Наталья Ахпашева
Родилась в 1960 году в селе Аскиз Республики Хакасия. Окончила Абаканский филиал Красноярского политехнического института, Литературный институт им. А.М. Горького. Кандидат филологических наук. Автор шести сборников стихов и многочисленных поэтических публикаций в литературной периодике. Выпустила пять книг переводов хакасской поэзии. Член Союза писателей России. Член Русского ПЕН-центра. Призёр международного конкурса переводов тюркской поэзии «Ак Торна», лауреат поэтической премии журнала «Сибирские огни», лауреат литературной премии Республики Хакасия им. Моисея Баинова, лауреат I конкурса художественного перевода с языков народов Российской Федерации «Услышь, Россия, наши голоса». Заслуженный работник культуры Республики Хакасия. Награждена медалью Кемеровской области «За особый вклад в развитие Кузбасса» III степени, орденом Совета старейшин родов хакасского народа «За благие дела», медалью Республики Хакасия «За трудовую доблесть». Работает в Хакасском государственном университете им. Н.Ф. Катанова. Живёт в Абакане.
* * *
Рецидивом поветрия злого
на изломе ненастных времён,
на пределе добра мирового,
с четырёх осаждая сторон
нас – родной не утративших веры,
изъязвились эринии лжи,
изрыдались горгоны-химеры,
извергая вранья миражи.
Гля! Ошую – чудовище обло,
одесную – несметная рать.
И такой в ряд за гоблином гоблин –
ни сказать, ни пером описать!
Сплюнешь да за околицу выйдешь,
размахнёшься – ан нет никого!
Только эхо то дальше, то ближе:
– Ого-го! Дорогой, ого-го!
Подивишься на промысел Божий,
Поразмыслишь про жизнь-бытиё,
и откладывать доле не должно
нам крестьянское дело своё!
Страшнее мести
Однажды, сутулясь устало,
забытый страной батальон
из затхлого мрака подвала,
где смерть пропитала бетон,
от времени напрочь отрезан,
грядущим не принят в расчёт,
гремя бесполезным железом,
оттягивающим плечо,
рваньём камуфляжного цвета
прикрытый и пропасти лет
влача без небесного света,
когда-нибудь выйдет на свет.
Кто встретит – узнает едва ли,
не вспомнит ни прозвищ, ни лиц.
Уставятся в мирные дали
бездонные дыры глазниц,
с упрямой тщетой излучая
питающий ненависть страх
пред тем, как основа пустая
бесславно рассыплется в прах.
* * *
Он дома оставил скучать дорогую жену
и, как на сафари, ушёл на чужую войну
отчаянным парнем прослыть да народ пострелять –
и адреналинно,
и небезвозмездно, опять.
В атаку, как в драку. Democracy! Freedom! Hands up!

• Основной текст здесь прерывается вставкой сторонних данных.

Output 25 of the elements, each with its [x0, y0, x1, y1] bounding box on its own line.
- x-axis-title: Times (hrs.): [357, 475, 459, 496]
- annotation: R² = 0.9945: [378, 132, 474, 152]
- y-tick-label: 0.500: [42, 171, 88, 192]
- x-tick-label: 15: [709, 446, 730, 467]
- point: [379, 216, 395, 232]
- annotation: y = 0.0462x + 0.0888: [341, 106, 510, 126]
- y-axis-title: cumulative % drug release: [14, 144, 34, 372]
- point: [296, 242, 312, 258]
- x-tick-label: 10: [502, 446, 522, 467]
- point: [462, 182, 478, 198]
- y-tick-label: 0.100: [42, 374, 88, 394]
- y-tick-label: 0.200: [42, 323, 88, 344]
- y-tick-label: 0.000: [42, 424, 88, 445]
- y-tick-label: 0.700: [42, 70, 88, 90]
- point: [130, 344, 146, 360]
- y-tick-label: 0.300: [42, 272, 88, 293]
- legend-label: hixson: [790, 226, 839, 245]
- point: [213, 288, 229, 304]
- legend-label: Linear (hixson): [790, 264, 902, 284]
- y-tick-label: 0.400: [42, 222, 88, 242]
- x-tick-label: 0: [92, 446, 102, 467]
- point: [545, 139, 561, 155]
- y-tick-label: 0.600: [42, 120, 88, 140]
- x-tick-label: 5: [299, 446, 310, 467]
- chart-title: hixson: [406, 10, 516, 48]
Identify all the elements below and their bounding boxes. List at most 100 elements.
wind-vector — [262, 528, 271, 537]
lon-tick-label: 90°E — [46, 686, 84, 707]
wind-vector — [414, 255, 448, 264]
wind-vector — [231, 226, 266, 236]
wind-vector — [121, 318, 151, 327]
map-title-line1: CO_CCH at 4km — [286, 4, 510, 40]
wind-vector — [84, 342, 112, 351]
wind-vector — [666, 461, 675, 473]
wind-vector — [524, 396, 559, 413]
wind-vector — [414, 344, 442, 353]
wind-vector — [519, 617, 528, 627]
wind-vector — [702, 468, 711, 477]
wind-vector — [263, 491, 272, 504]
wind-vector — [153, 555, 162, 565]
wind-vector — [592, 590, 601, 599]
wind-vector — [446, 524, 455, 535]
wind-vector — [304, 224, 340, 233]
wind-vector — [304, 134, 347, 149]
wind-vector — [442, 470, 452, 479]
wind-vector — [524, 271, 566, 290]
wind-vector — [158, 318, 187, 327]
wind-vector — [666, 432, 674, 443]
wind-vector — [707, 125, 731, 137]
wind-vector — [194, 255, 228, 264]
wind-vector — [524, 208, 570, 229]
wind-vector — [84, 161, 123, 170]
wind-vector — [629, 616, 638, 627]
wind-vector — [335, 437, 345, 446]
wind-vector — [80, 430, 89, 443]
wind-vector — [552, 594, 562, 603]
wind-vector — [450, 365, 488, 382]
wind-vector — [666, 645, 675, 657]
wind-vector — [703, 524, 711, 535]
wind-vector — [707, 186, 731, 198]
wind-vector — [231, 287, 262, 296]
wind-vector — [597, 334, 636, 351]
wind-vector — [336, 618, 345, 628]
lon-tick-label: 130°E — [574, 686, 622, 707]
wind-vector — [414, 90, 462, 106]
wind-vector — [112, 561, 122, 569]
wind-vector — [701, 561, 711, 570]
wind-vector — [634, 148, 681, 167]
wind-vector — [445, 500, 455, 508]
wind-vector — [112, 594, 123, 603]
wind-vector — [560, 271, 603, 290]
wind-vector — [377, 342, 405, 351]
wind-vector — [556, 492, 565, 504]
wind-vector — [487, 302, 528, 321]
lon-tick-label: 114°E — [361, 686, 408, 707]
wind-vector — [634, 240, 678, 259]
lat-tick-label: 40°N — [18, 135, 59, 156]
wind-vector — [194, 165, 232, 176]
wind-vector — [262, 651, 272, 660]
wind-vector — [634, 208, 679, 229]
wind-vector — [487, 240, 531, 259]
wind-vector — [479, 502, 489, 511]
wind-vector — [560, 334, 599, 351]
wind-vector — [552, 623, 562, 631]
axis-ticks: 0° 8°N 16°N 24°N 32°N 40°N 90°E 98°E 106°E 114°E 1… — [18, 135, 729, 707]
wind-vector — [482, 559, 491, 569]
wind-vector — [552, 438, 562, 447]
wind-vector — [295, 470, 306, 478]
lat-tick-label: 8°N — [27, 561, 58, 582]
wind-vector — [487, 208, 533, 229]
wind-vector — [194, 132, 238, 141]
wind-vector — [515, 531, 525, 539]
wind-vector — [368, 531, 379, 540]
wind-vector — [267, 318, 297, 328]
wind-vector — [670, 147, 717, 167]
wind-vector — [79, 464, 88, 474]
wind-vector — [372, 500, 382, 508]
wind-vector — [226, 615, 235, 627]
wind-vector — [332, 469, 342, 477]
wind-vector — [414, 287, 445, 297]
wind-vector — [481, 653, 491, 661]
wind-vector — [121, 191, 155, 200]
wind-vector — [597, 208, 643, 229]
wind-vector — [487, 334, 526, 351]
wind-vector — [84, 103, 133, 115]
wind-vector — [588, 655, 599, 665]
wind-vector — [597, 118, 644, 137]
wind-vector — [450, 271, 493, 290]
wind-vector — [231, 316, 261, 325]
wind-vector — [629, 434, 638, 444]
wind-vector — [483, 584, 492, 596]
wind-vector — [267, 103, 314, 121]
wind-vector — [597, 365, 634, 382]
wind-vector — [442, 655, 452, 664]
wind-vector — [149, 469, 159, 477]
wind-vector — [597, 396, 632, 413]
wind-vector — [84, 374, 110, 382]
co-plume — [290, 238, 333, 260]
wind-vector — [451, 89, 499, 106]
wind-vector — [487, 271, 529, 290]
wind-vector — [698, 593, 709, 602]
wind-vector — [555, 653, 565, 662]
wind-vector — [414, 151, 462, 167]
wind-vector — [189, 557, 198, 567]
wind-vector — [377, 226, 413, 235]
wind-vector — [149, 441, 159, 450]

Но что-то пошло не по плану, обрушив стартап,
и отвоевался уже рядовой имярек,
поник на шевроне надорванном Union Jack.
Герой-бедолага, а впрочем, счастливей иных,
которые больше не числятся в списке живых.
«I'm sorry…» – прощаясь, ему написала жена.
Расчерчен на ровные клеточки вид из окна.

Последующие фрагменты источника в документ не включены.